I was overoptimistic. When I monitored the Lighter run more closely, I found it was mostly single-threaded. I then tried Lighter on uncompressed input. It was six times as fast as the run on compressed input. I told the Lighter developers my findings and suggested solutions. They were very responsive and quickly improved the performance. The timing reported in the preprint was from the new Lighter.

Having seen Lighter could be much faster, I decided to get BLESS compiled. It was a right decision. The new BLESS is working well, especially when it uses long k-mers. This has inspired further explorations: use of KMC2 and long k-mers for error correction. I implemented a variant of BFC, BFC-bf, to take KMC2 counts as input and keep the counts in a bloom filter. I have to ignore base quality during the counting phase as KMC2 is not aware of base quality in the way I would prefer. The correction accuracy is not as good as BFC. Nonetheless, BFC-bf helps to confirm that the apparently better correction accuracy is not purely due to the use of base quality during k-mer counting. BFC-bf also makes it easier to use long k-mers.

The role of k-mer length in error correction is complicated. Since assembling corrected reads takes much more computing time and my development time, I have not run de novo assembly often at the beginning. I assumed that low under- and over-correction rates should lead to better assemblies. I was wrong again. At least for fermi2, short k-mers used for correction lead to better assemblies (for reasons, see the discussions in the preprint). I have also tried to combine two k-mer lengths but only with limited success.

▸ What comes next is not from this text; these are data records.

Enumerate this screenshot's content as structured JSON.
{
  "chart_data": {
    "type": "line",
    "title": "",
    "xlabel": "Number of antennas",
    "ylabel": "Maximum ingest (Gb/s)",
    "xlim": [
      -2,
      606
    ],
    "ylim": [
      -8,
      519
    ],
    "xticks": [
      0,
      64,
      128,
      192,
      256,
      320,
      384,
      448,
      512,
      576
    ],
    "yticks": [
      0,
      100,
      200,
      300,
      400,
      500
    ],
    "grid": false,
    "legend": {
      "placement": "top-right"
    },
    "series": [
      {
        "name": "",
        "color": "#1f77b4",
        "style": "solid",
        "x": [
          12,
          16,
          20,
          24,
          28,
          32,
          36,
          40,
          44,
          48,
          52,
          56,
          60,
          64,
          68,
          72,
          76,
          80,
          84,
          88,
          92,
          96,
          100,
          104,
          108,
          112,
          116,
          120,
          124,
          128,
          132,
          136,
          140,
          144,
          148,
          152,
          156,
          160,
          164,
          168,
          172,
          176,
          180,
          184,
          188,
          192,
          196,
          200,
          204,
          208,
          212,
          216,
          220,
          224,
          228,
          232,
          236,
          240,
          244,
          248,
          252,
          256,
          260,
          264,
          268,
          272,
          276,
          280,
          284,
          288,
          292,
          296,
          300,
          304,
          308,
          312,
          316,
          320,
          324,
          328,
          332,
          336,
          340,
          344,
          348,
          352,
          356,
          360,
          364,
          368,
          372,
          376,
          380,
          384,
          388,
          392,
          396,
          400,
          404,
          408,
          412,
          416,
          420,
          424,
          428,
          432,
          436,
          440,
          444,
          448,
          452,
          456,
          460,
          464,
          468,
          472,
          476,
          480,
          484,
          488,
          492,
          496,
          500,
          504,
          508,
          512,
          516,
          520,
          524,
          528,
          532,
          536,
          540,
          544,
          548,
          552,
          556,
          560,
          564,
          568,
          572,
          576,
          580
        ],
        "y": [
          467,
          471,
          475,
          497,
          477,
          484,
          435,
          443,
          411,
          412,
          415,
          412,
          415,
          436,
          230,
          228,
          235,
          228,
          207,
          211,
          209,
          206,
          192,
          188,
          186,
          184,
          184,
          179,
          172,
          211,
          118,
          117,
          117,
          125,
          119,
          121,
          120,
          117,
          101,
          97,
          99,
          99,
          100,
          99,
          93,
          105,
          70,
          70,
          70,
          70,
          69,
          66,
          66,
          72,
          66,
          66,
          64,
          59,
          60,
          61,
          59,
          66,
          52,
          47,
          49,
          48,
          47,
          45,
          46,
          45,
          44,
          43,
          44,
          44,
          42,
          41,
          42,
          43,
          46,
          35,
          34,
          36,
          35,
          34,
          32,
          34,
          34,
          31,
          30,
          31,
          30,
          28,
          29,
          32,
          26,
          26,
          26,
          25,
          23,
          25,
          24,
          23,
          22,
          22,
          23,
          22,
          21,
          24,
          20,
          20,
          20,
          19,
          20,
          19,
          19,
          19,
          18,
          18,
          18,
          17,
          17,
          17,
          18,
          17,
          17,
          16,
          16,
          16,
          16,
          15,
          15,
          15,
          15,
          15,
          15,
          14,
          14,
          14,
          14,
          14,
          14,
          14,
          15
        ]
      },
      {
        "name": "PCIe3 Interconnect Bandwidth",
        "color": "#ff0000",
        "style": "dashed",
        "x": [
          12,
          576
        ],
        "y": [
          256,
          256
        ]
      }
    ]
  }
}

Here I should admit that a weakness of the manuscript is that I have not run de novo assemblies for all correctors. This is mostly because I do not have enough computing resources. Another key reasons is the assembly result varies with assemblers. It is too much for me to try M assemblers on N correctors. I did briefly try fermi2 assembler on E. coli data corrected by a few (not all) tools. BFC is better, which is a relief but not conclusive. I need to try more assemblers on more data sets to get a firm view. This is for future.